At a New York fundraiser on Friday Clinton said Trump’s most fervent supporters are largely comprised of racists, sexists, homophobes and Islamophobes. She subsequently issued an apology the next day after facing significant criticism from the Trump campaign as well as other Republicans.
“She divides people into baskets as though they were objects; not human beings,” Trump said. “Hillary Clinton made these comments at one of her high-dollar fundraisers on Wall Street. She and her wealthy donors all had a good laugh.”
Trump said Clinton’s criticism of his working-class supporters demonstrates extreme condescension as well as a sense of entitlement.
“Hillary Clinton is an insider supported by powerful insiders-attacking Americans who have absolutely no political power,” Trump said. “Hillary Clinton spoke with hatred and derision for the people who make this country run.”
Trump said Clinton’s alleged contempt for average Americans should preclude her from seeking office.
“The distain that Hillary Clinton expressed toward millions of decent Americans disqualifies her from public service,” Trump said. “You cannot run for president if you have such contempt in your heart for the American voter; but she does.”
Clinton has since tweeted out that she will continue to hold Trump responsible for what she believes is a campaign that condones intolerance.
"I won't stop calling out bigotry and racist rhetoric in this campaign." —Hillary pic.twitter.com/C3Z7GybJ53
— Hillary Clinton (@HillaryClinton) September 10, 2016
If elected, Trump promised that the National Guard receives additional resources and equipment, which pleased many in attendance.
Maj.

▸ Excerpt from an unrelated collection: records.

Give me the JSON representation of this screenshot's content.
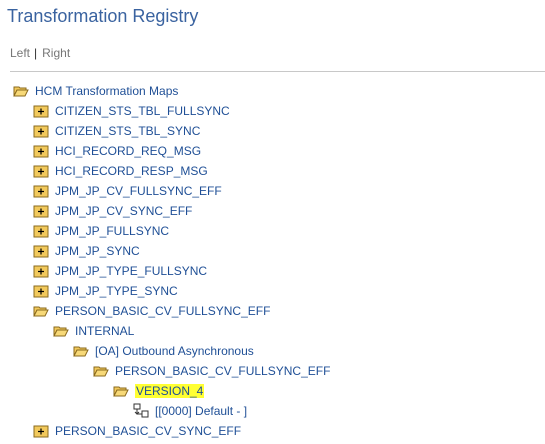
{
  "page": {
    "title": "Transformation Registry"
  },
  "nav": {
    "left": "Left",
    "right": "Right"
  },
  "tree": {
    "root": "HCM Transformation Maps",
    "items": [
      "CITIZEN_STS_TBL_FULLSYNC",
      "CITIZEN_STS_TBL_SYNC",
      "HCI_RECORD_REQ_MSG",
      "HCI_RECORD_RESP_MSG",
      "JPM_JP_CV_FULLSYNC_EFF",
      "JPM_JP_CV_SYNC_EFF",
      "JPM_JP_FULLSYNC",
      "JPM_JP_SYNC",
      "JPM_JP_TYPE_FULLSYNC",
      "JPM_JP_TYPE_SYNC",
      "PERSON_BASIC_CV_FULLSYNC_EFF"
    ],
    "internal": "INTERNAL",
    "outbound": "[OA] Outbound Asynchronous",
    "person_map": "PERSON_BASIC_CV_FULLSYNC_EFF",
    "version": "VERSION_4",
    "default_entry": "[[0000] Default - ]",
    "last_item": "PERSON_BASIC_CV_SYNC_EFF"
  },
  "colors": {
    "title": "#3a63a0",
    "link": "#1f4f96",
    "folder": "#f2c95c",
    "folder_edge": "#8a6a1e",
    "highlight": "#ffff33"
  },
  "icons": {
    "open_folder": "folder-open-icon",
    "closed_folder_plus": "folder-plus-icon",
    "map_entry": "map-entry-icon"
  }
}
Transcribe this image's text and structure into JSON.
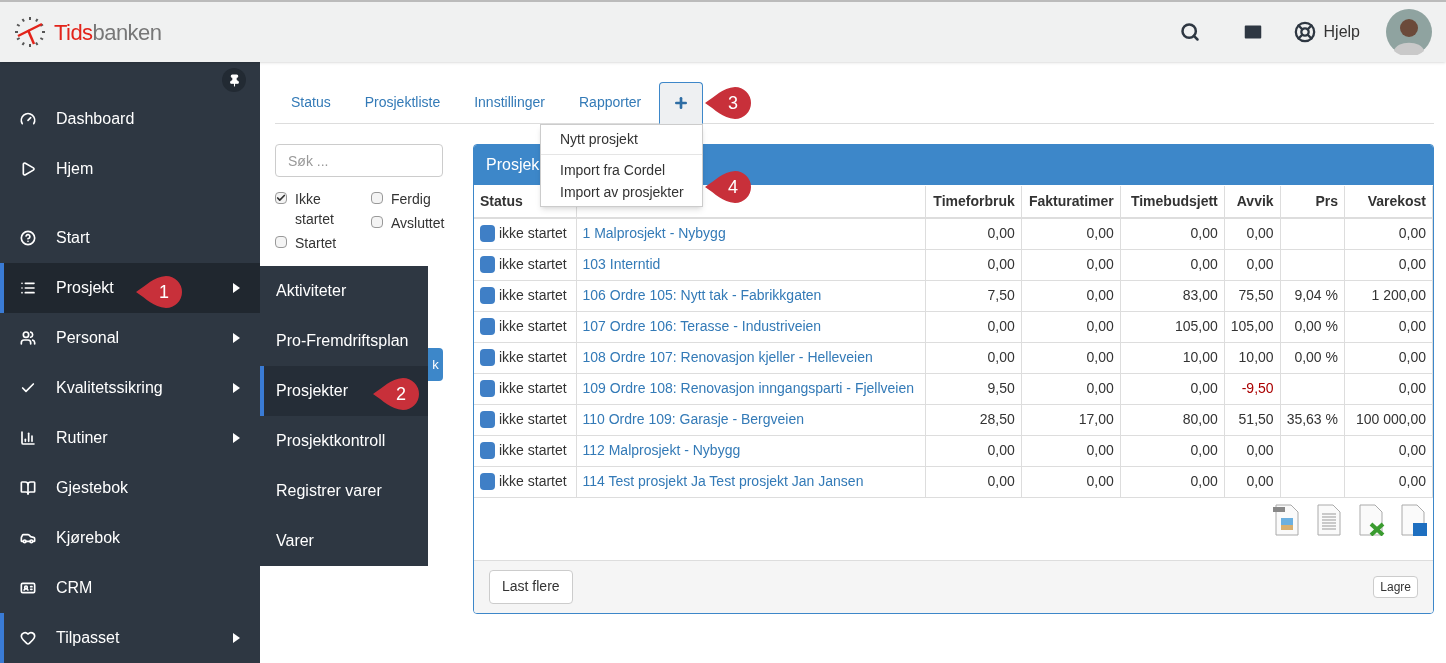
{
  "header": {
    "logo": {
      "accent": "Tids",
      "rest": "banken"
    },
    "help": "Hjelp"
  },
  "sidebar": {
    "items": [
      {
        "label": "Dashboard",
        "selected": false,
        "marked": false,
        "submenu": false
      },
      {
        "label": "Hjem",
        "selected": false,
        "marked": false,
        "submenu": false
      },
      {
        "label": "Start",
        "selected": false,
        "marked": false,
        "submenu": false
      },
      {
        "label": "Prosjekt",
        "selected": true,
        "marked": true,
        "submenu": true
      },
      {
        "label": "Personal",
        "selected": false,
        "marked": false,
        "submenu": true
      },
      {
        "label": "Kvalitetssikring",
        "selected": false,
        "marked": false,
        "submenu": true
      },
      {
        "label": "Rutiner",
        "selected": false,
        "marked": false,
        "submenu": true
      },
      {
        "label": "Gjestebok",
        "selected": false,
        "marked": false,
        "submenu": false
      },
      {
        "label": "Kjørebok",
        "selected": false,
        "marked": false,
        "submenu": false
      },
      {
        "label": "CRM",
        "selected": false,
        "marked": false,
        "submenu": false
      },
      {
        "label": "Tilpasset",
        "selected": false,
        "marked": true,
        "submenu": true
      }
    ]
  },
  "submenu": {
    "items": [
      {
        "label": "Aktiviteter",
        "selected": false
      },
      {
        "label": "Pro-Fremdriftsplan",
        "selected": false
      },
      {
        "label": "Prosjekter",
        "selected": true
      },
      {
        "label": "Prosjektkontroll",
        "selected": false
      },
      {
        "label": "Registrer varer",
        "selected": false
      },
      {
        "label": "Varer",
        "selected": false
      }
    ]
  },
  "tabs": [
    {
      "kind": "text",
      "label": "Status",
      "selected": false
    },
    {
      "kind": "text",
      "label": "Prosjektliste",
      "selected": false
    },
    {
      "kind": "text",
      "label": "Innstillinger",
      "selected": false
    },
    {
      "kind": "text",
      "label": "Rapporter",
      "selected": false
    },
    {
      "kind": "add",
      "selected": true
    }
  ],
  "add_menu": {
    "groups": [
      [
        "Nytt prosjekt"
      ],
      [
        "Import fra Cordel",
        "Import av prosjekter"
      ]
    ]
  },
  "filter": {
    "search": {
      "placeholder": "Søk ..."
    },
    "checkboxes": [
      {
        "label": "Ikke startet",
        "checked": true
      },
      {
        "label": "Startet",
        "checked": false
      },
      {
        "label": "Ferdig",
        "checked": false
      },
      {
        "label": "Avsluttet",
        "checked": false
      }
    ],
    "button": "k"
  },
  "panel": {
    "title": "Prosjek",
    "columns": [
      "Status",
      "Timeforbruk",
      "Fakturatimer",
      "Timebudsjett",
      "Avvik",
      "Prs",
      "Varekost"
    ],
    "rows": [
      {
        "status": "ikke startet",
        "name": "1 Malprosjekt - Nybygg",
        "timeforbruk": "0,00",
        "fakturatimer": "0,00",
        "timebudsjett": "0,00",
        "avvik": "0,00",
        "avvik_negative": false,
        "varekost": "0,00"
      },
      {
        "status": "ikke startet",
        "name": "103 Interntid",
        "timeforbruk": "0,00",
        "fakturatimer": "0,00",
        "timebudsjett": "0,00",
        "avvik": "0,00",
        "avvik_negative": false,
        "varekost": "0,00"
      },
      {
        "status": "ikke startet",
        "name": "106 Ordre 105: Nytt tak - Fabrikkgaten",
        "timeforbruk": "7,50",
        "fakturatimer": "0,00",
        "timebudsjett": "83,00",
        "avvik": "75,50",
        "avvik_negative": false,
        "prs": "9,04 %",
        "varekost": "1 200,00"
      },
      {
        "status": "ikke startet",
        "name": "107 Ordre 106: Terasse - Industriveien",
        "timeforbruk": "0,00",
        "fakturatimer": "0,00",
        "timebudsjett": "105,00",
        "avvik": "105,00",
        "avvik_negative": false,
        "prs": "0,00 %",
        "varekost": "0,00"
      },
      {
        "status": "ikke startet",
        "name": "108 Ordre 107: Renovasjon kjeller - Helleveien",
        "timeforbruk": "0,00",
        "fakturatimer": "0,00",
        "timebudsjett": "10,00",
        "avvik": "10,00",
        "avvik_negative": false,
        "prs": "0,00 %",
        "varekost": "0,00"
      },
      {
        "status": "ikke startet",
        "name": "109 Ordre 108: Renovasjon inngangsparti - Fjellveien",
        "timeforbruk": "9,50",
        "fakturatimer": "0,00",
        "timebudsjett": "0,00",
        "avvik": "-9,50",
        "avvik_negative": true,
        "varekost": "0,00"
      },
      {
        "status": "ikke startet",
        "name": "110 Ordre 109: Garasje - Bergveien",
        "timeforbruk": "28,50",
        "fakturatimer": "17,00",
        "timebudsjett": "80,00",
        "avvik": "51,50",
        "avvik_negative": false,
        "prs": "35,63 %",
        "varekost": "100 000,00"
      },
      {
        "status": "ikke startet",
        "name": "112 Malprosjekt - Nybygg",
        "timeforbruk": "0,00",
        "fakturatimer": "0,00",
        "timebudsjett": "0,00",
        "avvik": "0,00",
        "avvik_negative": false,
        "varekost": "0,00"
      },
      {
        "status": "ikke startet",
        "name": "114 Test prosjekt Ja Test prosjekt Jan Jansen",
        "timeforbruk": "0,00",
        "fakturatimer": "0,00",
        "timebudsjett": "0,00",
        "avvik": "0,00",
        "avvik_negative": false,
        "varekost": "0,00"
      }
    ],
    "load_more": "Last flere",
    "save": "Lagre"
  },
  "callouts": [
    "1",
    "2",
    "3",
    "4"
  ]
}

Donny Crandell, 50, a chaplain in the Nevada National Guard, who was stationed in Kyrgyzstan during the Afghanistan war, said he believes Trump would be able lead the U.S. military into a new and improved era.

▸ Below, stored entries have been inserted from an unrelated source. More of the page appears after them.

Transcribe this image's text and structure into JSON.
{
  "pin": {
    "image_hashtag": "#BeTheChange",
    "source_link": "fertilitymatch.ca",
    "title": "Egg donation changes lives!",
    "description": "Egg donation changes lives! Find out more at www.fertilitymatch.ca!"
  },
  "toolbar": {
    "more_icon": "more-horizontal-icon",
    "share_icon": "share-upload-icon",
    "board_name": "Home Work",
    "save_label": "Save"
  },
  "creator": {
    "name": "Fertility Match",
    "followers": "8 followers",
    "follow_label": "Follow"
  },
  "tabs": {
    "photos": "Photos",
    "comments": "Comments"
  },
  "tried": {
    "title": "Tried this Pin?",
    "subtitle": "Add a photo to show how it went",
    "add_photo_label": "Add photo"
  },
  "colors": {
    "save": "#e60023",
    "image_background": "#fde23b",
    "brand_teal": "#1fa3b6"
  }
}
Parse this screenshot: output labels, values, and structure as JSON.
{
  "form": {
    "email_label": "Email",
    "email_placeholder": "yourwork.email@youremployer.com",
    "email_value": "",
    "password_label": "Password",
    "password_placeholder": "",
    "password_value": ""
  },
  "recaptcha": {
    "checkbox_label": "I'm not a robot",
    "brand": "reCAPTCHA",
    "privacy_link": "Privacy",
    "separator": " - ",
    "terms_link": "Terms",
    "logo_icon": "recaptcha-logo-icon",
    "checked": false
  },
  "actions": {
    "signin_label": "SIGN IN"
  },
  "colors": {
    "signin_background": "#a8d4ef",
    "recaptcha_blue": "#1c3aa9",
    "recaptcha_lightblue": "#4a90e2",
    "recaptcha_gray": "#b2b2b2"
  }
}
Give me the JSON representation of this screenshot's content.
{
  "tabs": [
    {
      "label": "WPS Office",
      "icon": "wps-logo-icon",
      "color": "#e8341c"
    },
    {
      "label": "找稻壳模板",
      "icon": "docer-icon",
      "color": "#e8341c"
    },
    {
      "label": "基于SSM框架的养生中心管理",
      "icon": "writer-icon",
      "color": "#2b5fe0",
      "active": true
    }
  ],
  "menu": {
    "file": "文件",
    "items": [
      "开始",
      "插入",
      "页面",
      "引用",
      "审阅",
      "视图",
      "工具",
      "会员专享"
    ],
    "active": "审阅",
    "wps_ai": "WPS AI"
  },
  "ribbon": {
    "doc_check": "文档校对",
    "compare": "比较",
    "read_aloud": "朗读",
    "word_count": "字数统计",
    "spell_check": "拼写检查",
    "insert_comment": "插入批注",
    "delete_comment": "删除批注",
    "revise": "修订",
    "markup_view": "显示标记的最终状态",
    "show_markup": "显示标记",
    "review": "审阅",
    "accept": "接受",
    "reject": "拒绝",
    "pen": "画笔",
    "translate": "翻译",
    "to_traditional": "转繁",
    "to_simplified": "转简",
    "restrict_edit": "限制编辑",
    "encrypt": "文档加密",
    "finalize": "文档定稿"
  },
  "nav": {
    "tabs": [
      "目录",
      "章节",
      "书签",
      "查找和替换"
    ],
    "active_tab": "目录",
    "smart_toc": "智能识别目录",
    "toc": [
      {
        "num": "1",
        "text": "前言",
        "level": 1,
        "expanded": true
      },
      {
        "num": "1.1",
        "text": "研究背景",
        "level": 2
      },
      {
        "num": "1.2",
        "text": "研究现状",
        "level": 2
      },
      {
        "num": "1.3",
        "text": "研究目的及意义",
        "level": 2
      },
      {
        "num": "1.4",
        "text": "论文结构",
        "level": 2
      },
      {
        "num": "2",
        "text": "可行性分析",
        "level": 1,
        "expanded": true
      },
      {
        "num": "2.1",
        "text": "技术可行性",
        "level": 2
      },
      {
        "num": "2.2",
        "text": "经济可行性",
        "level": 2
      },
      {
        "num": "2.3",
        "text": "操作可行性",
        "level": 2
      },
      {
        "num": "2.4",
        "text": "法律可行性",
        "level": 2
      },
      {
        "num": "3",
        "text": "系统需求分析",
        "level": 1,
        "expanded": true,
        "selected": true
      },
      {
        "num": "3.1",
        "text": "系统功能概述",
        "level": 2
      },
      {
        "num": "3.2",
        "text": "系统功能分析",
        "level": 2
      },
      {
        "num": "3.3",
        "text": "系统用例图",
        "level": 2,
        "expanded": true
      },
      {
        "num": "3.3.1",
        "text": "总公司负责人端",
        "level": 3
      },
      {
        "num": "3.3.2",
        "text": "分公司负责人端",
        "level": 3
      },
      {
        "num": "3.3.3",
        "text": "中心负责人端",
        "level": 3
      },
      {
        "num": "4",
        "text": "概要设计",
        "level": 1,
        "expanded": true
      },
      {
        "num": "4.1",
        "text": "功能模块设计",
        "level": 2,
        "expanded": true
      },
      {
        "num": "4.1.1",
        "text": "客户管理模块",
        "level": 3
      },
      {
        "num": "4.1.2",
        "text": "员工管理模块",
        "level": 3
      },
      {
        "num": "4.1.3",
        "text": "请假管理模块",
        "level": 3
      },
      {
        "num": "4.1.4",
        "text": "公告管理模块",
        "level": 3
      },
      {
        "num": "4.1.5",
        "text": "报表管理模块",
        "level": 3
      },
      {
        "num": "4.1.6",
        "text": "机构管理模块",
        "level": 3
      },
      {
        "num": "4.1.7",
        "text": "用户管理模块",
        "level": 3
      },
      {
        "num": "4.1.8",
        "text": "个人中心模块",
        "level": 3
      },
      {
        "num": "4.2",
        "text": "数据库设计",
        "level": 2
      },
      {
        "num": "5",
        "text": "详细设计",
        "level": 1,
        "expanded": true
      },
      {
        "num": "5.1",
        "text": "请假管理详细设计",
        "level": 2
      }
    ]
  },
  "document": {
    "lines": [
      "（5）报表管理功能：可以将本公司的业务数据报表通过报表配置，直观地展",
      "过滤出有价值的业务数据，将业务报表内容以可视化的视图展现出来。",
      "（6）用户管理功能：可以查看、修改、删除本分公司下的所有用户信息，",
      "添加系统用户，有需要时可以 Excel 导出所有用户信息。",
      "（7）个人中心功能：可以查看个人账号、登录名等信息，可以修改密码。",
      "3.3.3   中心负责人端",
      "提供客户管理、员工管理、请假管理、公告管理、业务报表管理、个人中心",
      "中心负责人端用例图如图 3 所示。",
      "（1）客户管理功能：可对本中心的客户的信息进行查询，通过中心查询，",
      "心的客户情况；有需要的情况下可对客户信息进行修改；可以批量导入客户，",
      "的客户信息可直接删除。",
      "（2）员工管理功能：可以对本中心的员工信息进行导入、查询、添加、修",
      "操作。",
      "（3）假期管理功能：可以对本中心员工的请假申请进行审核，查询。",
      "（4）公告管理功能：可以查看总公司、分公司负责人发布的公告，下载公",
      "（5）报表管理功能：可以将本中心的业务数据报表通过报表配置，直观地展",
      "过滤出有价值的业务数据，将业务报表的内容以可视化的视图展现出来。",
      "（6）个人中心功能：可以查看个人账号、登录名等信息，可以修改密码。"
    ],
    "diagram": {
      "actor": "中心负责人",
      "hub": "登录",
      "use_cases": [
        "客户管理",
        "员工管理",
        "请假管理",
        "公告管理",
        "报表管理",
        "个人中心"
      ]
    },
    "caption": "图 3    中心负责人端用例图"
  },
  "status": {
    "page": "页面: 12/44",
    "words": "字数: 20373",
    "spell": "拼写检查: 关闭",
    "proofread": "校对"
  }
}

“The military could have its best years under his presidency,” Crandell said.
Crandell also said Trump’s “overall attitude toward the military is promising” from the perspective of “those who have served.”
Brigadier General Randolph Staudenraus, 51, of the Maryland Air National Guard, said he is not definitively certain who he is voting for, but is leaning towards supporting Trump.
“He’s made some good points during his campaign,” Staudenraus said.
Staudenraus pointed to Trump’s promise to oppose defense sequestration as evidence of that claim.
“We need a budget we can count on,” Staudenraus said.
Clinton has also advocated for ending the defense sequester.
Across the street from the convention several dozen protestors gathered at the corner of a busy intersection. Some carried anti-Trump signs and others yelled anti-Trump epithets. Police closely monitored the protestors and made sure traffic was not disrupted.